Projects

The convergence between HPC, Cloud and bigdata as well as the technology trends, in particular the end of the Moore’s law, call for research in new architecture at the large scale level and at the device level. The convergence between HPC, Cloud and bigdata is a central research topic in the community as shown by the BDEC meetings organized by the leaders of the community and by the orientation taken by vendors (HPC system providers). What type of resources are needed, what architecture, what system software, what programming models, what new applications are some of the questions this convergence raises. The end of the Moore's law is another factor of transformation in the HPC domain. It becomes clear that the CMOS integration progress will come to an end in the mid 2020's. It is also very unlikely that any new technology will provide four decades of progress that CMOS gave us. This opens a very exciting era of research for microarchitecture, system architecture and all the software stack: if performance progress does not come anymore from the technology then architecture and software will play a major role.

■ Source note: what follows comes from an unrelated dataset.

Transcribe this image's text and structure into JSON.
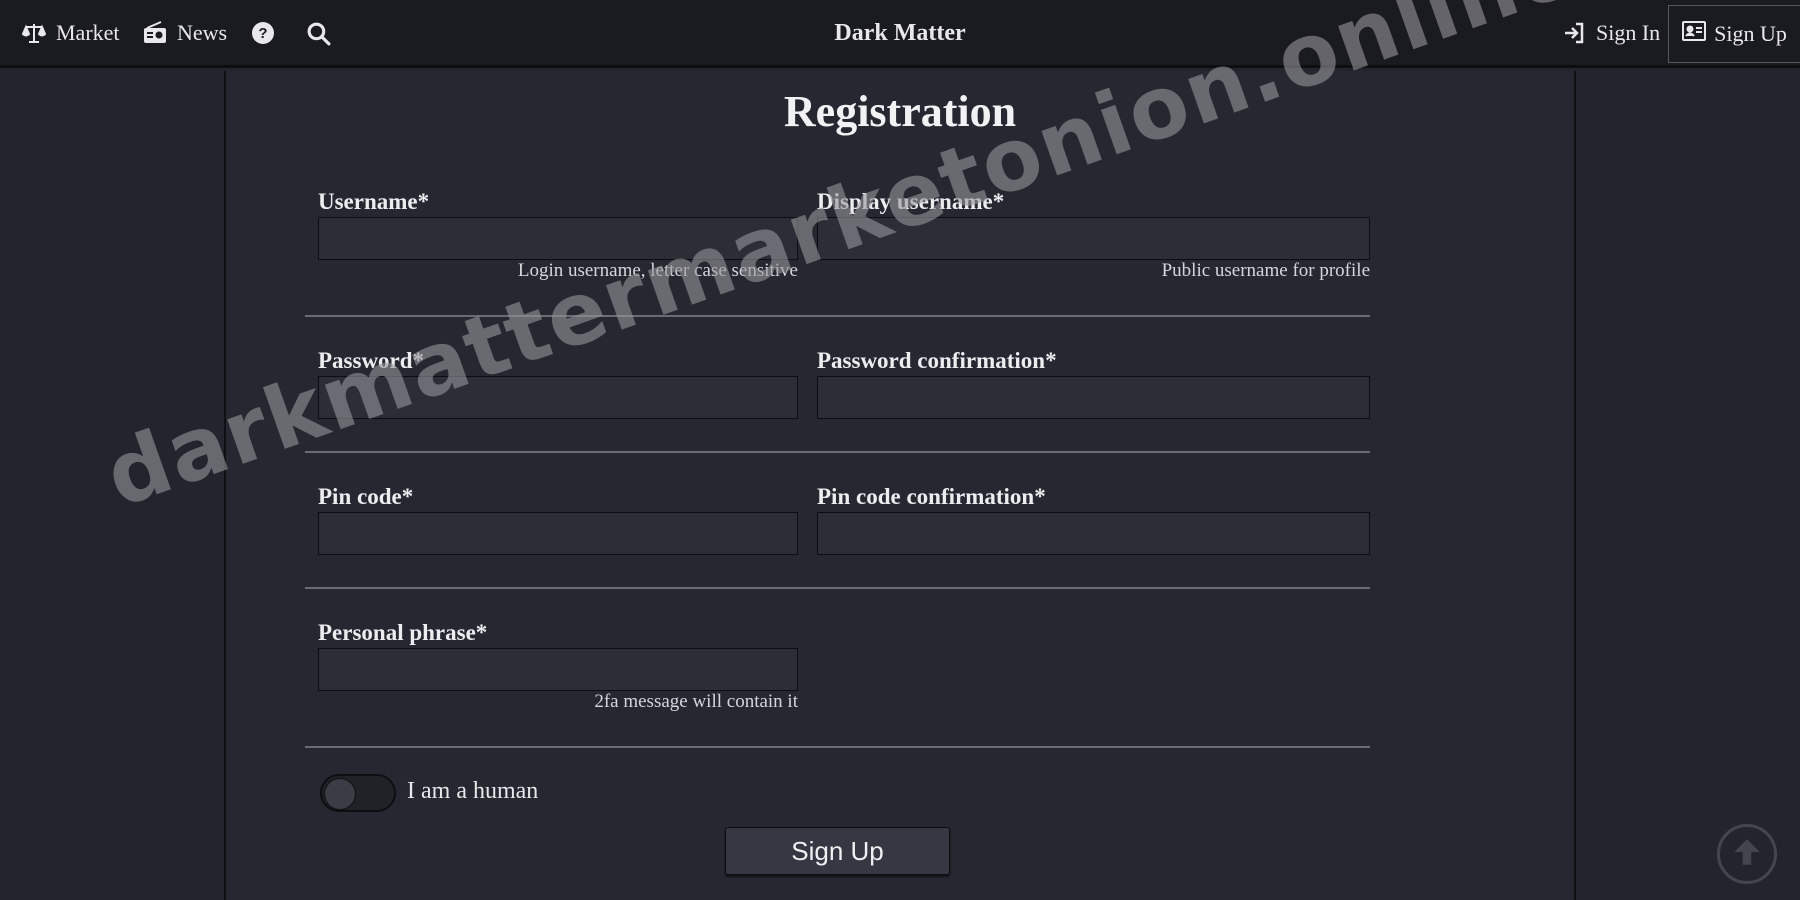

Science needs and constraints in terms of simulation, analytics, communication and storage are the ultimate drivers of the research in the JLESC. Applications are the tangible instances of scientific problems on which the joint-lab can provide contributions. It is important in the joint-lab to understand trends and anticipate significant evolutions. How to model scientific problems and map them into efficient applications, what type of numerical methods these applications use and what are the attractive numerical methods for future extreme scale systems, what are the motifs (in the sense of Berkeley motifs) used in these applications, are there any new emerging motifs, how new constraints such as data reduction and in-situ data analytics change application design, how to map applications to mini-apps that are more tractable for computer science research purpose are among the questions that the JLESC address in this topic.

Data communication and storage is becoming the main performance bottleneck for extreme scale systems. File system bandwidth for the largest systems seems plateauing around 1TB/s. This raises several new problems concerning the I/O infrastructure, the software of the storage system, visualization, how to perform analytics before storing the data produced by the simulation. New research domains have emerged in HPC system the past 2-5 years: Burst buffers, in-situ data analytics, workflows and new abstractions for storage. This topic of the JLESC oversees all these questions considering performance (I/O overheads and interference for example), scalability and reliability as critical.

The efficient use of modern HPC systems has become one of the key challenges in computational science. Top HPC architectures already provide million-way concurrency, and current trends suggest that processor counts will continue to grow rapidly. There is a broad class of algorithms and methods that are common to several scientific or engineering problems. Ideally, the development of simulation programs follows a layered design in which generic methods are applied to create or extend domain-specific solutions. Such methods must therefore exploit the most efficient algorithms or parallel tools to avoid becoming computational bottlenecks themselves. Within JLESC, the following projects address critical issues in the field of numerical methods and algorithms.

Resilience is a major roadblock for HPC executions on future exascale systems. Projections from current large systems and technology evolution predict errors will happen in exascale systems many times per day. These errors will propagate and generate various kinds of malfunctions, from simple process crashes to result corruptions. The past five years have seen extraordinary technical progress in many domains related to exascale resilience. Several technical options, initially considered inapplicable or unrealistic in the HPC context, have demonstrated surprising successes. Despite this progress, the exascale resilience problem is not solved, and the community is still facing the difficult challenge of ensuring that exascale applications complete and generate correct results while running on unstable systems. Within JLESC, the following projects address critical issues in the field of resilience and fault-tolerant HPC.

Parallel architectures enable to target more complex and ambitious problems each year. But in many cases, the achieved performance is far away from what the theoretical values promised us. Performance analysis tools allow application developers to identify and characterize the inefficiencies that caused a poor performance. We consider that this analysis must be the first step towards the optimization of an application. Optimizing without a previous analysis could be like driving without directions as it could mean wasting efforts improving parts of the code that were not the real performance bottlenecks. Within JLESC, the following projects address critical issues in the performance tools and analysis.

The community has converged since more than a decade towards the model of MPI+OpenMP. While other programming models have been proposed, ultimately the relevant new features proposed by these models were integrated into MPI (RMA for example) and OpenMP (accelerator directives for example). So it is remarkable that MPI and OpenMP are continuously evolving to adapt to changes in architectures. The next generation of systems and the future Exascale systems pose new problems with the non-volatile memory, many cores CPUs and the needs to manage power, to better load balance the execution and to handle a variety of accelerators. In particular, tasks based programming models and runtimes are attractive and need to be refined for these new systems.